Um suspiro de esperança no carnaval de Porto Alegre

(*) Por Édy Dutra

(**) foto: Marcela Panke / ClicRBS



Dezembro chegou com novidades para o carnaval de Porto Alegre. Principalmente pelo anúncio de que, independente do apoio do poder público ou do setor privado, haverá desfile no Porto Seco em 2019. Quem garante isso são algumas escolas da Série Ouro (Bambas, Imperatriz, Restinga, Vila do IAPI e Imperadores), que devem ganhar apoio da UECEGAPA, que gerencia o carnaval das séries Prata e Bronze. O desfile será competitivo, mas o formato ainda não foi divulgado. Será um carnaval fora de época, nos dias 15 e 16 de março.
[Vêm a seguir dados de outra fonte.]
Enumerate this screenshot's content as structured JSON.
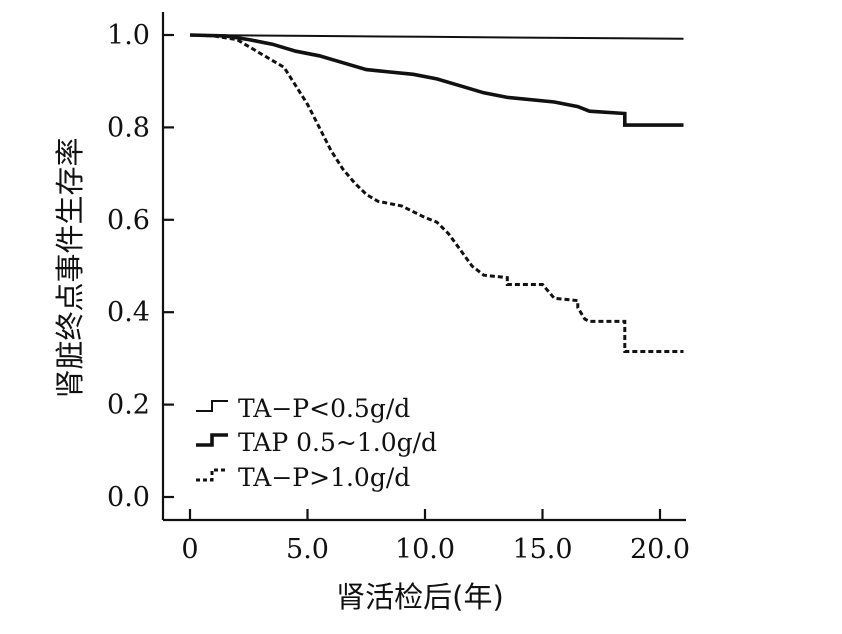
{
  "chart_data": {
    "type": "line",
    "xlabel": "肾活检后(年)",
    "ylabel": "肾脏终点事件生存率",
    "xlim": [
      0,
      21
    ],
    "ylim": [
      0,
      1.0
    ],
    "x_ticks": [
      "0",
      "5.0",
      "10.0",
      "15.0",
      "20.0"
    ],
    "x_tick_values": [
      0,
      5,
      10,
      15,
      20
    ],
    "y_ticks": [
      "0.0",
      "0.2",
      "0.4",
      "0.6",
      "0.8",
      "1.0"
    ],
    "y_tick_values": [
      0,
      0.2,
      0.4,
      0.6,
      0.8,
      1.0
    ],
    "grid": false,
    "legend_position": "bottom-left",
    "series": [
      {
        "name": "TA−P<0.5g/d",
        "style": "thin-solid",
        "points": [
          [
            0,
            1.0
          ],
          [
            5,
            0.998
          ],
          [
            10,
            0.996
          ],
          [
            15,
            0.994
          ],
          [
            21,
            0.992
          ]
        ]
      },
      {
        "name": "TAP 0.5~1.0g/d",
        "style": "thick-solid",
        "points": [
          [
            0,
            1.0
          ],
          [
            1.5,
            0.998
          ],
          [
            2.5,
            0.99
          ],
          [
            3.5,
            0.98
          ],
          [
            4.5,
            0.965
          ],
          [
            5.5,
            0.955
          ],
          [
            6.5,
            0.94
          ],
          [
            7.5,
            0.925
          ],
          [
            8.5,
            0.92
          ],
          [
            9.5,
            0.915
          ],
          [
            10.5,
            0.905
          ],
          [
            11.5,
            0.89
          ],
          [
            12.5,
            0.875
          ],
          [
            13.5,
            0.865
          ],
          [
            15.5,
            0.855
          ],
          [
            16.5,
            0.845
          ],
          [
            17.0,
            0.835
          ],
          [
            18.5,
            0.83
          ],
          [
            18.5,
            0.805
          ],
          [
            21,
            0.805
          ]
        ]
      },
      {
        "name": "TA−P>1.0g/d",
        "style": "dashed",
        "points": [
          [
            0,
            1.0
          ],
          [
            1.0,
            0.998
          ],
          [
            2.0,
            0.99
          ],
          [
            3.0,
            0.96
          ],
          [
            4.0,
            0.93
          ],
          [
            4.5,
            0.89
          ],
          [
            5.0,
            0.85
          ],
          [
            5.5,
            0.8
          ],
          [
            6.0,
            0.75
          ],
          [
            6.5,
            0.71
          ],
          [
            7.0,
            0.68
          ],
          [
            7.5,
            0.655
          ],
          [
            8.0,
            0.64
          ],
          [
            9.0,
            0.63
          ],
          [
            10.0,
            0.605
          ],
          [
            10.5,
            0.595
          ],
          [
            11.0,
            0.57
          ],
          [
            11.5,
            0.535
          ],
          [
            12.0,
            0.5
          ],
          [
            12.5,
            0.48
          ],
          [
            13.5,
            0.475
          ],
          [
            13.5,
            0.46
          ],
          [
            15.0,
            0.46
          ],
          [
            15.5,
            0.43
          ],
          [
            16.5,
            0.425
          ],
          [
            16.5,
            0.41
          ],
          [
            16.8,
            0.385
          ],
          [
            17.0,
            0.38
          ],
          [
            18.5,
            0.38
          ],
          [
            18.5,
            0.315
          ],
          [
            21,
            0.315
          ]
        ]
      }
    ]
  }
}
A decisão tomada pelas escolas mencionadas expõe claramente o racha que há na gestão do carnaval.

A Liespa (Liga Independente das Escolas de Samba de Porto Alegre) em nenhum momento se manifestou sobre o caso, o que comprova o movimento de não participação da mesma neste processo de retomada dos desfiles. As demais escolas que compõem o primeiro grupo - Império da Zona Norte, Embaixadores do Ritmo e Acadêmicos de Gravataí - também não se manifestaram sobre o fato.


É possível afirmar que um novo rumo em termos de organização do carnaval possa estar surgindo, principalmente com o esvaziamento da Liga. A UECEGAPA, que até então estava tomando frente das negociações com a iniciativa privada e poder público, segue com seu trabalho e certamente se aliará às demais escolas para fortalecer os desfiles (a entidade havia anunciado seus desfiles para o dia 01 de março, na Orla do Guaíba, região central da cidade).
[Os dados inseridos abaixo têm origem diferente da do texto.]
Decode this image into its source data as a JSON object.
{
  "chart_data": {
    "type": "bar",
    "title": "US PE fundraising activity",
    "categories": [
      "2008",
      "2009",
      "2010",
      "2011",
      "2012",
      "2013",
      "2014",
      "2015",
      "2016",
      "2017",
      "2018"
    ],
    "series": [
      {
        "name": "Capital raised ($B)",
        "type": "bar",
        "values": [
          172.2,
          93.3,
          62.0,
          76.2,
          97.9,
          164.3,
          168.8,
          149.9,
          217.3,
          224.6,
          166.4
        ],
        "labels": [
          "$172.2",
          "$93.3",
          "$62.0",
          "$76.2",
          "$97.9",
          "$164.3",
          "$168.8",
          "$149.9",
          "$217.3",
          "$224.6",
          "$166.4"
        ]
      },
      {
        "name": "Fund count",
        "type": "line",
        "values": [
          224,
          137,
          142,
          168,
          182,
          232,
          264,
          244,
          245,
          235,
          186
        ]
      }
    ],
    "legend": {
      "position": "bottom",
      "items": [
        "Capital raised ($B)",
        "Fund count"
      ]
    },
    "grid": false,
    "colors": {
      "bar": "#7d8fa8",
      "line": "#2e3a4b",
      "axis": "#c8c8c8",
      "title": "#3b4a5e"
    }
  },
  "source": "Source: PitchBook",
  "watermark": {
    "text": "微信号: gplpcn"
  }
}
De fato, é um suspiro para o carnaval da capital. E por mais que incertezas quanto à estrutura, ao formato, aos grupos, fiquem pairando pelo ar, o movimento já valeu pela união das escolas. E pela saída da inércia que tanto angustiava (e desmotivava) o folião.


É o suspiro que também pode trazer a reflexão, da mudança e reavaliação da gestão e da viabilidade do carnaval de Porto Alegre. Até quando o carnaval irá resistir sendo conduzido com medidas emergenciais?

Esqueçam os desfiles na proporção como tínhamos há 5, 10 anos atrás. Não teremos isso por enquanto. Mas teremos o nosso carnaval, valorizado no chão das escolas, na integração dos sambistas. O nosso futuro vai depender (já está dependendo) de ações como fazíamos no passado: é comparecendo aos ensaios, é cantando o samba da sua escola, é motivando as iniciativas dos colegas em agregar, é doar seu tempo para fazer a fantasia, para ensaiar a ala coreografada... Vai ser dos pequenos gestos que vamos nos reconstruir.


Uma agenda de atividades de pré carnaval deve ser anunciada em breve. Tudo indica que aos poucos vamos retomando o eixo. Assim espero, e creio que os demais foliões também.